# dispatch

[← All operations](/docs/reference/operations)

```ts
dispatch(strategy, ...targets): RouteBuilder<Current>
```

Run **exactly one** of several targets, chosen by a load-balancing strategy. The sibling of `multicast` (all targets) and `choice` (one target by predicate); dispatch is one target by strategy. A target is a bare destination, a sub-pipeline callback `(b) => b...` (the same path surface as `multicast`), or either wrapped in `weighted(...)` to co-locate a relative weight.

```ts
.from(http("/jobs"))
.dispatch("round-robin", workerA, workerB, workerC)
.to(next); // runs on the original exchange after the selected target settles
```

The leading strategy argument is **required**: there is no safe default, because each strategy makes a materially different routing decision.

## Strategies

- **`failover`** -- try targets in order until one succeeds. A target that deliberately drops the exchange counts as handled; only a genuine failure fails over. The preferred-target cursor persists across exchanges, so a healthy target keeps serving and a dead one is not re-probed every exchange (it does not auto-revert to a recovered earlier target until the current one fails).
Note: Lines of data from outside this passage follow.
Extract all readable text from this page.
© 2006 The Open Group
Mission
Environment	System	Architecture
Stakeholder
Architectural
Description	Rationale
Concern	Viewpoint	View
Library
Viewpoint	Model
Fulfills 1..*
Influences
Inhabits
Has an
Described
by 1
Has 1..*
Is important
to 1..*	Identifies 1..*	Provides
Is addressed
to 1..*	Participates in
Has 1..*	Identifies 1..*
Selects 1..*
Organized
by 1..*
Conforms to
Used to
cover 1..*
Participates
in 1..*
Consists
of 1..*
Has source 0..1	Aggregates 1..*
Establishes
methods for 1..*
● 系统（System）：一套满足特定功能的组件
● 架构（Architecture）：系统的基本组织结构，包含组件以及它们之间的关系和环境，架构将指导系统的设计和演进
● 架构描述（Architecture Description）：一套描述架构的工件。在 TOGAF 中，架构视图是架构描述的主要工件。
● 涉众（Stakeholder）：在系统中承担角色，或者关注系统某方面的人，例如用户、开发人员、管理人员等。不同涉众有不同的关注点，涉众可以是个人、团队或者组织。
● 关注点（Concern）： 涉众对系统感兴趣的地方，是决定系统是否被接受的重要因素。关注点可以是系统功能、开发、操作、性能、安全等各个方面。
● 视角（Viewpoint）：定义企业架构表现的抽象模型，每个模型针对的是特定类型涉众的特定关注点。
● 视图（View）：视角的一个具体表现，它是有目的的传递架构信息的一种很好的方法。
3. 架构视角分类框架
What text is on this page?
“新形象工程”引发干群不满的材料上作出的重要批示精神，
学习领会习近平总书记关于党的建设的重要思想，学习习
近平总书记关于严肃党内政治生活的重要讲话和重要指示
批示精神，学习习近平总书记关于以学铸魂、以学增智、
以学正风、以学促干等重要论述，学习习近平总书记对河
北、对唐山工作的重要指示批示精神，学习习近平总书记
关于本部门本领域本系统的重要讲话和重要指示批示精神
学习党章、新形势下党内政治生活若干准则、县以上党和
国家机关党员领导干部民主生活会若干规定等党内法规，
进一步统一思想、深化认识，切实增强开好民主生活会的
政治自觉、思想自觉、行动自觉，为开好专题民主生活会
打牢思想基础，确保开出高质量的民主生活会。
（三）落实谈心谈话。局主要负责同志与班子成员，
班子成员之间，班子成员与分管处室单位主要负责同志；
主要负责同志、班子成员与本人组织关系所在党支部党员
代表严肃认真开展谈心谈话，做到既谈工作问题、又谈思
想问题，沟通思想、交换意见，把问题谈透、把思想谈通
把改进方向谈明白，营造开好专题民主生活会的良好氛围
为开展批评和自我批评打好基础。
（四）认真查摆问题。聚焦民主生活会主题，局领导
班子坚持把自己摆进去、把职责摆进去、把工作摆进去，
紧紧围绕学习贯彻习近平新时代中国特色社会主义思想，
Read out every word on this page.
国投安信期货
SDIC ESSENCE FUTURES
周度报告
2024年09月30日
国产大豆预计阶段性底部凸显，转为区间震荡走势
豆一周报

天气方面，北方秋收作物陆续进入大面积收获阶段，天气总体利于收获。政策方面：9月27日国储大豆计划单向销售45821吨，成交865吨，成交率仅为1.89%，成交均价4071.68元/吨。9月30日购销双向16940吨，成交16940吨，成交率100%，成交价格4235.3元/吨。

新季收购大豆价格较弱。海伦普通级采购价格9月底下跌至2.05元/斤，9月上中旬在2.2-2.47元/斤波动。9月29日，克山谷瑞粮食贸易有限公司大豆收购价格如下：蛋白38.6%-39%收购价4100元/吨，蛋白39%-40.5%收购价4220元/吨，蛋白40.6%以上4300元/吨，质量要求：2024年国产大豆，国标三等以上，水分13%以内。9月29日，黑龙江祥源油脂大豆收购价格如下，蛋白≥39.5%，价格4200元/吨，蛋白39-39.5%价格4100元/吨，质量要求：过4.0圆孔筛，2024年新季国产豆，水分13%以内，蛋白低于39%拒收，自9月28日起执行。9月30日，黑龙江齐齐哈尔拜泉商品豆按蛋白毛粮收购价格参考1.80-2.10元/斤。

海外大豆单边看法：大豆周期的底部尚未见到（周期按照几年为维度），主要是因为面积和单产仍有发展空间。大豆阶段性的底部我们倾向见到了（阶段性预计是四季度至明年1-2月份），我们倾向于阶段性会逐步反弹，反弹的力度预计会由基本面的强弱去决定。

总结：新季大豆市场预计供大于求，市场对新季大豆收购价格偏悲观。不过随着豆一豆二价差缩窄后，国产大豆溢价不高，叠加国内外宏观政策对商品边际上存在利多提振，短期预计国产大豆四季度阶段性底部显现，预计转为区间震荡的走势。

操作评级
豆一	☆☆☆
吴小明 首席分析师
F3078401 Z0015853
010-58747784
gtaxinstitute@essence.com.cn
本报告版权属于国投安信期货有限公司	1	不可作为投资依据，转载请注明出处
Pairs naturally with per-target `.retry()` / `.circuitBreaker()`.
- **`round-robin`** -- hand out targets in order, cycling.
- **`weighted`** -- distribute by the `weighted()` weights using smooth weighted round-robin, so the distribution matches the weights and is deterministic rather than random. Un-weighted targets default to weight 1.
- **`sticky`** -- exchanges sharing a `key` go to the same target. New keys are round-robined across targets and remembered in an LRU-bounded affinity map. Object form only, because `key` is required.

```ts
// Failover: primary, then secondary if it fails.
.dispatch("failover", primary, secondary)

// Weighted canary: ~95% to stable, ~5% to canary.
.dispatch("weighted", weighted(stable, 95), weighted(canary, 5))

// Sticky sessions: one user's traffic always lands on one worker.
.dispatch({ strategy: "sticky", key: (ex) => ex.body.userId }, workerA, workerB)
```

## Semantics

- **Side-effect-only.** The selected target runs on its own deep clone (fresh id, preserved correlation id) and the ORIGINAL exchange continues downstream unchanged, so the body type is preserved and a target's output is unconstrained. Dispatch waits for the selected target to settle before the original continues.
- **Error isolation.** A target that throws fires its own clone's error events (`route:error` / `route:exchange:failed`) but does not fail the route or the dispatch step. For `failover`, a failure advances to the next target; if every target fails, `route:operation:dispatch:exhausted` fires and the original still continues.
- **Per-route state.** The round-robin cursor, the failover cursor, the weighted running weights, and the sticky affinity map are kept per route, so distinct contexts running the same route definition never cross-route each other's traffic.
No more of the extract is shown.